音大で指揮を学んだこともないし、どこかの楽団で指揮をずっとやっていたわけでもない還暦を過ぎたピアノ教師が、そりゃまあずっとずっと夢見ていたことだとはいえ、なぜか自分にはできるはずと信じていただけなのだ。
実際にやらせてほしいと手を挙げてみたら、拍子抜けするぐらいにあっさりと、じゃあやってみたらとオーケーが出て、めちゃくちゃ焦りながらレッスンを受け、練習と本番を終えたら実に爽快だった。
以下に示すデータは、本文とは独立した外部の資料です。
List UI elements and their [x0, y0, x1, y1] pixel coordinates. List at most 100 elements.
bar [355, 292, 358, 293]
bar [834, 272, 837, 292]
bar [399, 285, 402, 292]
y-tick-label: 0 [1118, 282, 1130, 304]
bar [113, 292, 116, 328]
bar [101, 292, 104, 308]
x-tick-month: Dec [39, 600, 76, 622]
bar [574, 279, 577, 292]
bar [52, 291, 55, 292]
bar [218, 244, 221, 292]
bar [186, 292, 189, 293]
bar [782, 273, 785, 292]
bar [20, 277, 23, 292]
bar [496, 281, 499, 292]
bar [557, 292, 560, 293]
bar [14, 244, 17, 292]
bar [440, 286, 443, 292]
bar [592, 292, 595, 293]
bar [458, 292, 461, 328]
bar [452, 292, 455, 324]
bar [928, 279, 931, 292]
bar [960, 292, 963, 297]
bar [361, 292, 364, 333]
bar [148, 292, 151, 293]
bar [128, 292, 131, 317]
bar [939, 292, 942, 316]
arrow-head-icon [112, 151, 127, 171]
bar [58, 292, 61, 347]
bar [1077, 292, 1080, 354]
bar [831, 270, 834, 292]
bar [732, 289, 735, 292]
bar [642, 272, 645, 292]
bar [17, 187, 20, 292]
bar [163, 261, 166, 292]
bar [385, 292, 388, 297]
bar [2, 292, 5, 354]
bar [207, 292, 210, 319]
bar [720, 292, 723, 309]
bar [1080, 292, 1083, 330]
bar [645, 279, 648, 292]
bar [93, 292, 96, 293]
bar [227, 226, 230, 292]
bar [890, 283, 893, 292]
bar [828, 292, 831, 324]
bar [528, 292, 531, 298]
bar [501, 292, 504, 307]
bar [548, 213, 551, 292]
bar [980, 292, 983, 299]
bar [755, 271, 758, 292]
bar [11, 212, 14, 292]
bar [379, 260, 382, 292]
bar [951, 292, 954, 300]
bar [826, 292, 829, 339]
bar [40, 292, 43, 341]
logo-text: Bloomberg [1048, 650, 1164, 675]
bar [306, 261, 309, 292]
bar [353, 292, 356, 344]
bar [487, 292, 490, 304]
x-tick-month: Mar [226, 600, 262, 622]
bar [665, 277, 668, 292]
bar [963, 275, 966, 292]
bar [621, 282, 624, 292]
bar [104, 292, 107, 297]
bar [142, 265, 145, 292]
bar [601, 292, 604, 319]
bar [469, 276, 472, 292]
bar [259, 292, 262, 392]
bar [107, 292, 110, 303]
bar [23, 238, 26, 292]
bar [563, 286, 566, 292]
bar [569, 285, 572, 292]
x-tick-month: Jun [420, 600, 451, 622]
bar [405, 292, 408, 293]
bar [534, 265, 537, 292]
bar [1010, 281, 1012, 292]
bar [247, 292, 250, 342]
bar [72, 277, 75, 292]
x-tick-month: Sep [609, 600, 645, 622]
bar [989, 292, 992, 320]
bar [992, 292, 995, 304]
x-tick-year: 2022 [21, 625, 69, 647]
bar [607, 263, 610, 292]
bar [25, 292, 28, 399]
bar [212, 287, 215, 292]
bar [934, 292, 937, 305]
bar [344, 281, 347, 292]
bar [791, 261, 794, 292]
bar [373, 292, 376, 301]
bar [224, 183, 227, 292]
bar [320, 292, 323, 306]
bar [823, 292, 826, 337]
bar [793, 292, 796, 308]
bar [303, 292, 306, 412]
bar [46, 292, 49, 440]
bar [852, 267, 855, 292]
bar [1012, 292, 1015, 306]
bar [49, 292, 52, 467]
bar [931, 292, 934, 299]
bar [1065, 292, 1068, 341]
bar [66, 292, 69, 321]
また振らせてもらえることになって、じゃあどんな曲をやりたいかと聞かれ、嬉々として曲名を書いて送ったら、そのほとんどが今回のプログラムになった。
けれども主席指揮者はプロだ。
なので今回もわたしは一曲だけしか振らせてもらえない。
でもそれでもすごくありがたいし嬉しい。
しかもその曲が、提案した曲の中でも一番振りたいと思っていた「運命の力 序曲」なのだから不足はない。
クリストファーが電話ミーティングで言っていた言葉が心に刺さっている。
「僕は何よりもまず、また来たいなって思ってもらえるような練習にしたい」
前回のわたしは、弱みを見せたくなかったし、できることを証明したいばっかりに、やたらと厳しくやっていたような気がする。
もちろん音楽として質の良い、聞き応えのある演奏を求めていたからなのだけど、オーケストラメンバーがまた次の練習が楽しみだと思ってもらえるように、という意識は無かった。
これはピアノのレッスンにも言えるんじゃないか?
わたしは自分の生徒たちに対して、また来たいなって思えるようなレッスンをしているだろうか?
いやあ、人生学びの連続だ。
有言実行で突っ走っている64歳。
こんなわたしを受け入れてくれる、学歴不要のアメリカならではの寛容さに感謝する。